Er schwieg, konnte ihr nicht die Absolution erteilen. Bereute aber zugleich, sie so angefahren zu haben. Sie wirkte wieder so unendlich zerbrechlich. Was hatte er erwartet? Dass sie sich für ihn einsetzen würde und er ungeschoren davon kommen würde? Wohl kaum. Die Straftatbestände der räuberischen Erpressung und schweren Freiheitsberaubung hatte er nachweislich erfüllt. Dafür blühten ihm bis zu fünfzehn Jahre Freiheitsstrafe. Dessen war er sich mehr als bewusst.
„Du hast deinem Verteidiger nichts gesagt?“ stellte sie mehr fest als dass sie fragte.
„Was?“ Er wusste genau, was sie meinte.
„Na, … du weißt schon“, sie zögerte, „von uns“ flüsterte sie kaum hörbar. ´Von uns` ging es ihr noch mal durch den Kopf, es klang so vertraut. Es gab kein ´uns` und würde es auch nie geben, rief sie sich wieder ins Gedächtnis.
„Was hätte das gebracht? Mir hätte sowieso niemand geglaubt. Einem Täter glaubt man nicht. Das hätte alles nur noch viel schlimmer gemacht. Mir würde ja noch nicht mal jemand glauben, dass du heute hier warst. Wahrscheinlich würden sie mich gleich in die geschlossene verlegen.“
Einem plötzlichen Bedürfnis folgend, legte sie ihre Hände auf seine. Wie oft hatte sie sich nach seinem Körper gesehnt? Auf seinen Handknochen hatten sich tiefe Narben gebildet. Sie strich vorsichtig darüber. Er würde immer eine bleibende Erinnerung an dieses schwarze Kapitel in seinem Leben zurückbehalten. Sie konnte es nicht ungeschehen machen.
Er genoss ihre Berührung, wurde auf einmal sanftmütig, ließ ihre Finger durch seine gleiten und spielte dann an ihrem Ring und drehte an ihm.
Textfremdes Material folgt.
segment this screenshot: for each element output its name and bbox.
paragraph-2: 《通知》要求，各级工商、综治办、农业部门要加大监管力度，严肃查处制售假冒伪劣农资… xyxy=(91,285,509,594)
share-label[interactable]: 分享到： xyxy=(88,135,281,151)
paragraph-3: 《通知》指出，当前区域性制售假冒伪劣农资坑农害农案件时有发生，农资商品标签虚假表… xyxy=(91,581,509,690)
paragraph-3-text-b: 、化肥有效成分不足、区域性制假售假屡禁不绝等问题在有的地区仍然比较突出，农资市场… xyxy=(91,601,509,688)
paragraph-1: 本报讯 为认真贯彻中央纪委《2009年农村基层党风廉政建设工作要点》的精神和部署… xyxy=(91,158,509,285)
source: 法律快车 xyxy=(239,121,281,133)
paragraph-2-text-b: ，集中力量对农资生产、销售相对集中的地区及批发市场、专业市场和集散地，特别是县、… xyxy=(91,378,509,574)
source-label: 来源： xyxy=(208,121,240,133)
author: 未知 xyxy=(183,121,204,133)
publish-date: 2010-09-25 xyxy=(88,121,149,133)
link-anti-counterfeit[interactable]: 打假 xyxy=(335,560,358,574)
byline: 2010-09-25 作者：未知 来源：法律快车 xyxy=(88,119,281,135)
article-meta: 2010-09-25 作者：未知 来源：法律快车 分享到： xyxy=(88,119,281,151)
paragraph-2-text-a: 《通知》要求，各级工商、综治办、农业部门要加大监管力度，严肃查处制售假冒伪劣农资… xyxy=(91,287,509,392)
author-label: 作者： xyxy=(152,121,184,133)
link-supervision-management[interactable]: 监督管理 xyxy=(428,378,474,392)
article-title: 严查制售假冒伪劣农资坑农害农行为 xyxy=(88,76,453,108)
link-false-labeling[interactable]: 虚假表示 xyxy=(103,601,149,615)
„Ich habe geheiratet“, sagte sie, als wenn sie sich erklären müsste. Er ließ ihre Hände abrupt los, als hätte er etwas Verbotenes angefasst.
„Ich habe davon gehört. Deinen Exfreund, … Bastian, heißt er, glaube ich. Glückwunsch“, sagte er kurz, „dann kann dein Vater also nicht mehr schalten und walten, wie er will.“
„Nein, das kann er nicht mehr.“
„Freut mich für dich und den Rest der Welt.“
„Ich wünsche dir alles Gute“, sagte sie nach einer kurzen Pause.
„Das war`s?“, fragte er skeptisch. Sie schwieg.
Er stand unvermittelt auf und war im Begriff, zum Polizisten an der Tür zu gehen.
„Warte!“, rief sie ihm hinterher. Er blieb stehen, ohne sich zu ihr umzudrehen.